As we’ve marked the connector as dynamic we will have to instruct the platform how to properly retrieve the meta-information. We need to create a simple file beside the main json descriptor under

META-INF/syndesis/connector/meta/mongodb3

This will contain a simple configuration pointing at the right java class:

class=io.syndesis.connector.mongo.meta.MongoDBMetadataRetrieval

The class has to extend io.syndesis.connector.support.verifier.api.ComponentMetadataRetrieval with only a method, whose goal is to either retrieve the meta information you need, or, adapt the ones that may be already provided by the upstream component that you’re extending from Camel. You should possibly adopt this last strategy deferring to the platform (Camel in our case) the duty to retrieve such meta information.
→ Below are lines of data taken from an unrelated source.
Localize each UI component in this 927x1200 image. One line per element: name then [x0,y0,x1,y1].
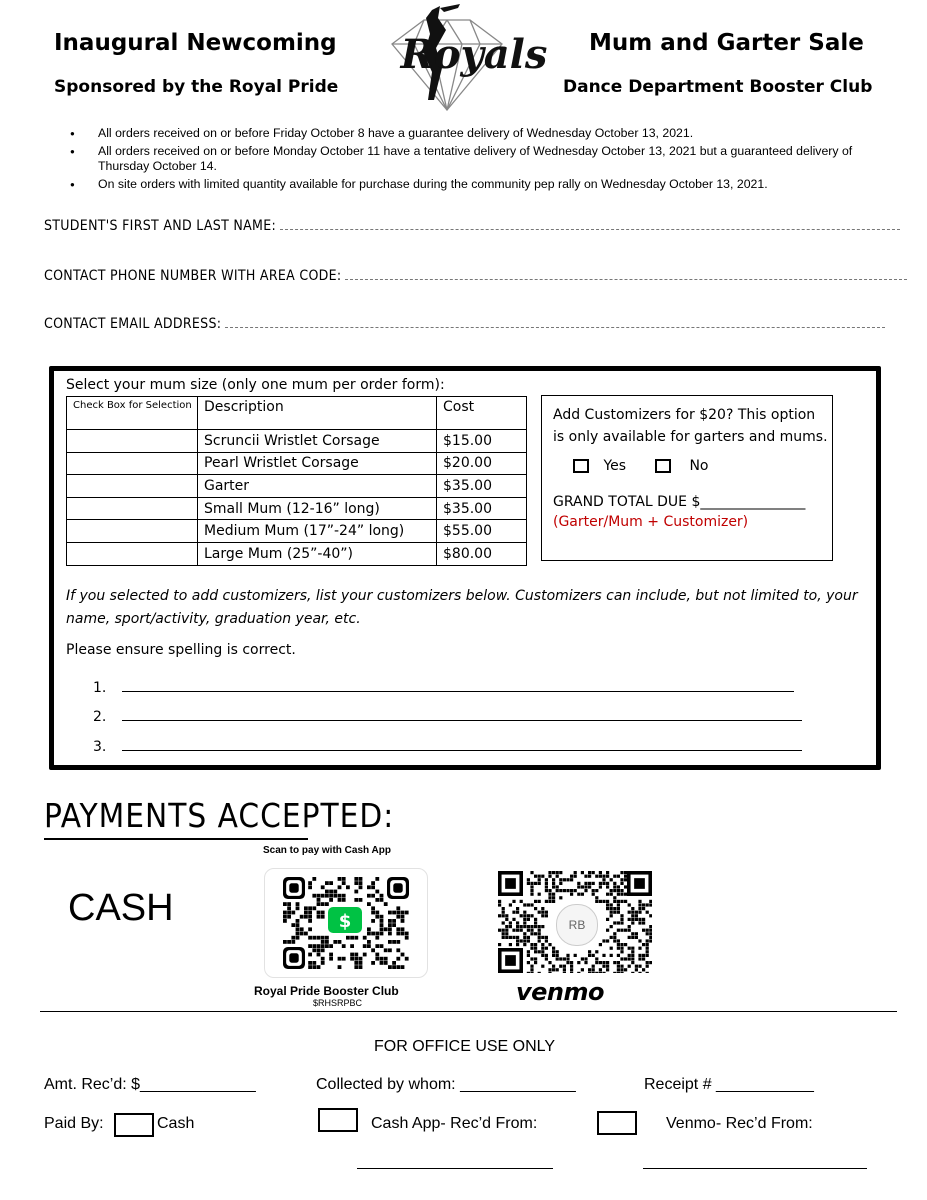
item-description: Scruncii Wristlet Corsage [198,430,437,453]
item-description: Garter [198,475,437,498]
customizer-question: Add Customizers for $20? This option is only available for garters and mums. [553,407,828,445]
selection-checkbox-cell[interactable] [67,497,198,520]
student-name-field[interactable] [44,218,900,234]
mum-size-table [66,396,527,566]
column-header-check: Check Box for Selection [67,397,198,430]
item-cost: $80.00 [437,542,527,565]
cash-label: CASH [68,887,174,929]
email-label: CONTACT EMAIL ADDRESS: [44,316,222,332]
table-row [67,497,527,520]
venmo-checkbox[interactable] [597,1111,637,1135]
cashapp-qr-code[interactable] [264,868,428,978]
list-item: ● On site orders with limited quantity available for purchase during the community pep rally on Wednesday October 13, 2021. [70,177,870,192]
office-venmo-label: Venmo- Rec’d From: [666,1115,813,1132]
item-cost: $35.00 [437,497,527,520]
cashapp-name: Royal Pride Booster Club [254,984,399,998]
email-field[interactable] [44,316,885,332]
qr-code-icon [265,869,427,977]
svg-text:Royals: Royals [400,31,548,78]
item-description: Medium Mum (17”-24” long) [198,520,437,543]
line-number: 3. [93,739,107,755]
header-left-subtitle: Sponsored by the Royal Pride [54,77,339,97]
office-cash-label: Cash [157,1115,195,1132]
cashapp-tag: $RHSRPBC [313,998,363,1008]
venmo-from-line[interactable] [643,1168,867,1169]
column-header-description: Description [198,397,437,430]
diamond-icon [374,4,556,122]
item-cost: $35.00 [437,475,527,498]
selection-checkbox-cell[interactable] [67,452,198,475]
header-left-title: Inaugural Newcoming [54,30,337,56]
item-description: Pearl Wristlet Corsage [198,452,437,475]
select-size-prompt: Select your mum size (only one mum per order form): [66,377,445,393]
customizer-yes-option[interactable] [573,458,626,474]
item-cost: $55.00 [437,520,527,543]
table-row [67,430,527,453]
receipt-number-field[interactable]: Receipt # ___________ [644,1076,814,1093]
header-right-title: Mum and Garter Sale [589,30,864,56]
cashapp-from-line[interactable] [357,1168,553,1169]
venmo-logo: venmo [516,978,605,1006]
svg-text:$: $ [338,911,352,932]
customizer-line-2[interactable] [93,706,802,725]
no-label: No [689,458,709,474]
table-row [67,520,527,543]
column-header-cost: Cost [437,397,527,430]
phone-field[interactable] [44,268,907,284]
royals-logo [374,4,556,122]
item-description: Large Mum (25”-40”) [198,542,437,565]
item-cost: $15.00 [437,430,527,453]
header-right-subtitle: Dance Department Booster Club [563,77,873,97]
paid-by-label: Paid By: [44,1115,104,1132]
list-item: ● All orders received on or before Monday October 11 have a tentative delivery of Wednesday October 13, 2021 but a guaranteed delivery of Thursday October 14. [70,144,870,174]
item-cost: $20.00 [437,452,527,475]
table-row [67,475,527,498]
divider [40,1011,897,1012]
yes-label: Yes [603,458,627,474]
customizer-instructions: If you selected to add customizers, list your customizers below. Customizers can include, but not limited to, your name, sport/activity, graduation year, etc. [66,588,858,627]
selection-checkbox-cell[interactable] [67,430,198,453]
line-number: 1. [93,680,107,696]
collected-by-field[interactable]: Collected by whom: _____________ [316,1076,576,1093]
selection-checkbox-cell[interactable] [67,542,198,565]
customizer-line-1[interactable] [93,677,794,696]
customizer-no-option[interactable] [655,458,709,474]
yes-checkbox[interactable] [573,459,589,473]
spelling-note: Please ensure spelling is correct. [66,642,296,658]
item-description: Small Mum (12-16” long) [198,497,437,520]
grand-total-note: (Garter/Mum + Customizer) [553,514,749,530]
grand-total-field[interactable]: GRAND TOTAL DUE $_______________ [553,494,806,510]
phone-label: CONTACT PHONE NUMBER WITH AREA CODE: [44,268,342,284]
cash-checkbox[interactable] [114,1113,154,1137]
cashapp-checkbox[interactable] [318,1108,358,1132]
payments-title: PAYMENTS ACCEPTED: [44,796,395,835]
office-use-title: FOR OFFICE USE ONLY [374,1038,556,1055]
venmo-badge: RB [556,904,598,946]
customizer-line-3[interactable] [93,736,802,755]
no-checkbox[interactable] [655,459,671,473]
list-item: ● All orders received on or before Friday October 8 have a guarantee delivery of Wednesday October 13, 2021. [70,126,870,141]
table-row [67,542,527,565]
selection-checkbox-cell[interactable] [67,475,198,498]
payments-title-underline [44,838,308,840]
office-cashapp-label: Cash App- Rec’d From: [371,1115,538,1132]
amount-received-field[interactable]: Amt. Rec’d: $_____________ [44,1076,256,1093]
table-row [67,452,527,475]
student-name-label: STUDENT'S FIRST AND LAST NAME: [44,218,277,234]
cashapp-caption: Scan to pay with Cash App [263,845,391,856]
line-number: 2. [93,709,107,725]
delivery-info-list [70,126,870,195]
selection-checkbox-cell[interactable] [67,520,198,543]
public final class MongoDBMetadataRetrieval extends ComponentMetadataRetrieval {
    @Override
    protected SyndesisMetadata adapt(CamelContext context, String componentId, String actionId, Map<String, Object> properties, MetaDataExtension.MetaData metadata) {
        String jsonPayload = metadata.getPayload(String.class);
        LOGGER.debug("Adapting meta retrieved by upstream component {}", jsonPayload);
        DataShape jsonSchemaDataShape = new DataShape.Builder()
            .name(String.format("%s.%s", properties.get("database"), properties.get("collection")))
            .description(String.format("Schema validator for %s collection", properties.get("collection")))
            .kind(DataShapeKinds.JSON_SCHEMA)
            .specification(jsonPayload)
            .build();

        return SyndesisMetadata.of(jsonSchemaDataShape);
    }
}

The example above should ease the discussion. Our goal in Syndesis is to adapt the meta information coming from the upstream platform: in our case, the payload retrieved in the metadata parameter is a json-schema payload that the camel-mongodb component is getting on our behalf - it uses the information in the properties to query the database and collection and return the expected json-schema validator. Of course, this business logic may be different in each component, but the principle is the same: getting the meta information on the source/destination, parse it here and adapt according to Syndesis data model.
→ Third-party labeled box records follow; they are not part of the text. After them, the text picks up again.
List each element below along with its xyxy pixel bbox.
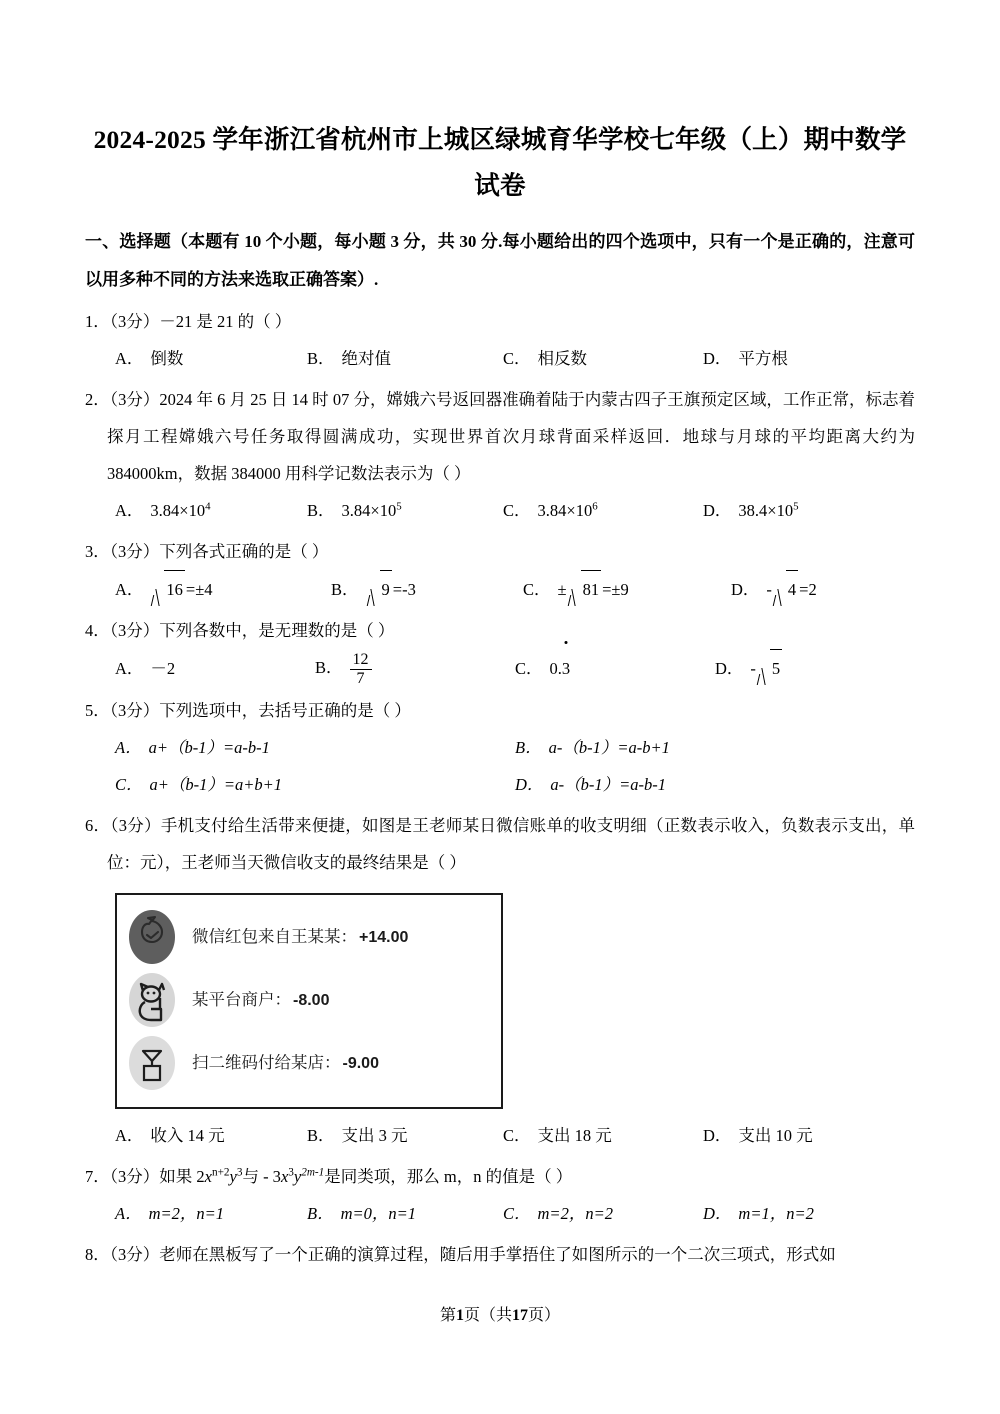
question-3-options (85, 570, 915, 608)
option-d-exponent: 5 (793, 500, 799, 513)
section-heading: 一、选择题（本题有 10 个小题，每小题 3 分，共 30 分.每小题给出的四个选项中，只有一个是正确的，注意可以用多种不同的方法来选取正确答案）. (85, 232, 915, 289)
wechat-bill-figure (115, 893, 503, 1109)
option-b[interactable] (307, 1117, 503, 1154)
option-a-text: 倒数 (150, 349, 184, 368)
option-d-label: D． (731, 580, 760, 599)
question-3-number: 3 (85, 542, 94, 561)
option-d-text: a-（b-1）=a-b-1 (550, 774, 667, 794)
option-d[interactable] (731, 570, 915, 608)
question-5-options-row-1 (85, 729, 915, 766)
option-a[interactable] (115, 650, 315, 687)
option-a-label: A． (115, 501, 144, 520)
option-d[interactable] (703, 1195, 915, 1232)
footer-suffix: 页） (528, 1307, 561, 1324)
option-b-mantissa: 3.84×10 (341, 501, 397, 520)
bill-row-text: 某平台商户： (192, 990, 291, 1010)
option-a-text: 收入 14 元 (150, 1125, 225, 1145)
option-a-label: A． (115, 737, 142, 757)
term1-exp2: 3 (236, 1166, 243, 1179)
term2-exp1: 3 (288, 1166, 294, 1179)
question-3-stem: 3．（3分）下列各式正确的是（ ） (85, 542, 329, 561)
option-d-prefix: - (766, 580, 772, 599)
question-5 (85, 692, 915, 803)
page-title: 2024-2025 学年浙江省杭州市上城区绿城育华学校七年级（上）期中数学试卷 (93, 125, 907, 200)
question-5-options-row-2 (85, 766, 915, 803)
option-d[interactable] (703, 340, 915, 377)
question-6-stem: 6．（3分）手机支付给生活带来便捷，如图是王老师某日微信账单的收支明细（正数表示收入，负数表示支出，单位：元），王老师当天微信收支的最终结果是（ ） (85, 815, 916, 872)
square-root-icon (756, 649, 782, 687)
option-a-text: a+（b-1）=a-b-1 (148, 737, 270, 757)
question-3-points: （3分） (109, 542, 160, 561)
option-a-suffix: =±4 (185, 580, 213, 599)
fraction (350, 651, 372, 688)
option-b-label: B． (331, 580, 359, 599)
option-b[interactable] (307, 492, 503, 529)
question-8 (85, 1236, 915, 1273)
option-a-label: A． (115, 1203, 142, 1223)
option-d-label: D． (703, 1125, 732, 1145)
term1-base2: y (229, 1166, 237, 1186)
question-5-number: 5 (85, 700, 94, 720)
option-d-suffix: =2 (799, 580, 817, 599)
option-a-label: A． (115, 349, 144, 368)
question-6-points: （3分） (110, 815, 161, 835)
option-b[interactable] (307, 340, 503, 377)
option-d[interactable] (703, 492, 915, 529)
option-d-text: 平方根 (738, 349, 788, 368)
question-3-text: 下列各式正确的是（ ） (159, 542, 329, 561)
term1-base1: x (204, 1166, 212, 1186)
footer-middle: 页（共 (463, 1307, 512, 1324)
footer-page-number: 1 (455, 1307, 464, 1324)
option-c-digit: 3 (561, 658, 571, 678)
bill-row-label (192, 1044, 379, 1082)
question-2-stem: 2．（3分）2024 年 6 月 25 日 14 时 07 分，嫦娥六号返回器准确着陆于内蒙古四子王旗预定区域，工作正常，标志着探月工程嫦娥六号任务取得圆满成功，实现世界首次月球背面采样返回．地球与月球的平均距离大约为 384000km，数据 384000 用科学记数法表示为（ ） (85, 390, 916, 483)
question-4-stem: 4．（3分）下列各数中，是无理数的是（ ） (85, 621, 395, 640)
option-b[interactable] (515, 729, 915, 766)
square-root-icon (772, 570, 798, 608)
option-d[interactable] (703, 1117, 915, 1154)
option-d-radicand: 4 (786, 570, 798, 608)
option-a-label: A． (115, 1125, 144, 1145)
option-c[interactable] (523, 570, 731, 608)
bill-row-text: 扫二维码付给某店： (192, 1053, 341, 1073)
question-1 (85, 303, 915, 377)
square-root-icon (567, 570, 602, 608)
option-c-label: C． (503, 349, 531, 368)
question-5-points: （3分） (109, 700, 160, 720)
option-c-mantissa: 3.84×10 (537, 501, 593, 520)
option-c-radicand: 81 (581, 570, 602, 608)
question-4-options (85, 649, 915, 688)
footer-prefix: 第 (439, 1307, 456, 1324)
option-a-text: m=2，n=1 (148, 1203, 225, 1223)
option-a[interactable] (115, 729, 515, 766)
question-4 (85, 612, 915, 688)
question-2-number: 2 (85, 390, 94, 409)
option-c-label: C． (515, 658, 543, 678)
option-d-mantissa: 38.4×10 (738, 501, 794, 520)
option-c-label: C． (115, 774, 143, 794)
question-7-lead: 如果 2 (159, 1166, 205, 1186)
option-c-label: C． (503, 501, 531, 520)
option-c-label: C． (523, 580, 551, 599)
option-c-text: 相反数 (537, 349, 588, 368)
bill-row-text: 微信红包来自王某某： (192, 927, 357, 947)
question-7-tail: 是同类项，那么 m，n 的值是（ ） (324, 1166, 573, 1186)
bill-row-label (192, 918, 408, 956)
option-c-prefix: ± (557, 580, 567, 599)
option-b-denominator: 7 (350, 669, 372, 688)
question-8-points: （3分） (109, 1244, 160, 1264)
term2-exp2: 2m-1 (301, 1166, 325, 1179)
option-b-text: 支出 3 元 (341, 1125, 408, 1145)
bill-row-amount: -8.00 (293, 992, 330, 1010)
option-d-label: D． (515, 774, 544, 794)
question-7 (85, 1158, 915, 1232)
option-a-label: A． (115, 658, 144, 678)
bill-row-amount: +14.00 (359, 929, 409, 947)
question-7-mid: 与 - 3 (242, 1166, 281, 1186)
question-2-text: 2024 年 6 月 25 日 14 时 07 分，嫦娥六号返回器准确着陆于内蒙古四子王旗预定区域，工作正常，标志着探月工程嫦娥六号任务取得圆满成功，实现世界首次月球背面采样返回．地球与月球的平均距离大约为 384000km，数据 384000 用科学记数法表示为（ ） (107, 390, 916, 483)
bill-row-amount: -9.00 (342, 1055, 379, 1073)
term1-exp1: n+2 (211, 1166, 230, 1179)
option-c[interactable] (503, 1117, 703, 1154)
option-b[interactable] (307, 1195, 503, 1232)
option-d-radicand: 5 (770, 649, 782, 687)
option-c-text: a+（b-1）=a+b+1 (149, 774, 283, 794)
term2-base1: x (280, 1166, 289, 1186)
option-c[interactable]: C． 0. 3 (515, 650, 715, 687)
red-packet-icon (129, 910, 175, 964)
qr-scan-icon (129, 1036, 175, 1090)
option-b-text: 绝对值 (341, 349, 392, 368)
option-a[interactable] (115, 1117, 307, 1154)
question-1-number: 1 (85, 312, 94, 331)
bill-row (117, 969, 501, 1032)
option-c[interactable] (503, 492, 703, 529)
option-b-label: B． (307, 1203, 334, 1223)
option-d-label: D． (703, 501, 732, 520)
question-1-stem: 1．（3分）－21 是 21 的（ ） (85, 312, 292, 331)
question-2-points: （3分） (109, 390, 160, 409)
option-c[interactable] (503, 340, 703, 377)
question-6 (85, 807, 915, 1154)
question-4-text: 下列各数中，是无理数的是（ ） (159, 621, 395, 640)
repeating-dot-icon (565, 641, 568, 644)
question-5-stem: 5．（3分）下列选项中，去括号正确的是（ ） (85, 700, 411, 720)
question-2-options (85, 492, 915, 529)
option-b[interactable] (315, 649, 515, 688)
option-b-exponent: 5 (396, 500, 402, 513)
question-7-options (85, 1195, 915, 1232)
question-1-text: －21 是 21 的（ ） (159, 312, 292, 331)
option-a-exponent: 4 (205, 500, 211, 513)
merchant-cat-icon (129, 973, 175, 1027)
bill-row (117, 906, 501, 969)
option-d[interactable] (715, 649, 915, 687)
option-a-radicand: 16 (164, 570, 185, 608)
option-d-label: D． (703, 1203, 732, 1223)
square-root-icon (366, 570, 392, 608)
option-b-text: a-（b-1）=a-b+1 (548, 737, 670, 757)
option-a[interactable] (115, 1195, 307, 1232)
question-4-number: 4 (85, 621, 94, 640)
question-7-points: （3分） (109, 1166, 160, 1186)
question-8-text: 老师在黑板写了一个正确的演算过程，随后用手掌捂住了如图所示的一个二次三项式，形式如 (159, 1244, 836, 1264)
question-4-points: （3分） (109, 621, 160, 640)
option-b-numerator: 12 (352, 651, 369, 669)
option-b-label: B． (307, 349, 335, 368)
question-1-points: （3分） (109, 312, 160, 331)
option-c-label: C． (503, 1203, 531, 1223)
question-3 (85, 533, 915, 608)
bill-row (117, 1032, 501, 1095)
option-a-mantissa: 3.84×10 (150, 501, 206, 520)
question-8-stem: 8．（3分）老师在黑板写了一个正确的演算过程，随后用手掌捂住了如图所示的一个二次三项式，形式如 (85, 1244, 836, 1264)
question-7-stem: 7．（3分）如果 $2x^{n+2}y^3$与 - $3x^3y^{2m-1}$是同类项，那么 m，n 的值是（ ） (85, 1166, 573, 1186)
question-7-number: 7 (85, 1166, 94, 1186)
repeating-decimal (562, 650, 570, 687)
term2-base2: y (293, 1166, 302, 1186)
option-d-prefix: - (750, 659, 756, 679)
page-footer (0, 1302, 1000, 1325)
option-a-text: －2 (150, 658, 176, 678)
option-d[interactable] (515, 766, 915, 803)
option-b-label: B． (515, 737, 542, 757)
option-c-suffix: =±9 (602, 580, 629, 599)
option-c-label: C． (503, 1125, 531, 1145)
option-d-text: m=1，n=2 (738, 1203, 814, 1223)
option-c-text: m=2，n=2 (537, 1203, 613, 1223)
bill-row-label (192, 981, 329, 1019)
option-b[interactable] (331, 570, 523, 608)
square-root-icon (150, 570, 185, 608)
option-c-text: 支出 18 元 (537, 1125, 612, 1145)
option-c-exponent: 6 (592, 500, 598, 513)
option-a[interactable] (115, 492, 307, 529)
option-b-text: m=0，n=1 (340, 1203, 417, 1223)
option-b-suffix: =-3 (392, 580, 416, 599)
question-6-options (85, 1117, 915, 1154)
option-b-label: B． (307, 1125, 335, 1145)
question-2 (85, 381, 915, 529)
option-b-label: B． (307, 501, 335, 520)
question-1-options (85, 340, 915, 377)
option-a-label: A． (115, 580, 144, 599)
question-6-number: 6 (85, 815, 94, 835)
question-8-number: 8 (85, 1244, 94, 1264)
question-5-text: 下列选项中，去括号正确的是（ ） (159, 700, 411, 720)
question-6-text: 手机支付给生活带来便捷，如图是王老师某日微信账单的收支明细（正数表示收入，负数表示支出，单位：元），王老师当天微信收支的最终结果是（ ） (107, 815, 916, 872)
option-d-label: D． (715, 659, 744, 679)
option-a[interactable] (115, 340, 307, 377)
option-d-text: 支出 10 元 (738, 1125, 813, 1145)
option-c[interactable] (115, 766, 515, 803)
option-b-label: B． (315, 658, 343, 677)
option-c[interactable] (503, 1195, 703, 1232)
option-a[interactable] (115, 570, 331, 608)
option-b-radicand: 9 (380, 570, 392, 608)
footer-total-pages: 17 (512, 1307, 528, 1324)
option-d-label: D． (703, 349, 732, 368)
As we’de delegated the complex stuff to the platform, the rest is to simply adapt the format. You can see that we’re setting a nice name and description, the kind as json-schema and the retrieved specification. Finally we’re calling the SyndesisMetadata.of(...) that will set the datashape both for input and output. Cool, with this example you will be able now to adapt dynamically the datashape for any kind of connector, as you likely will have a different data structure for each of them.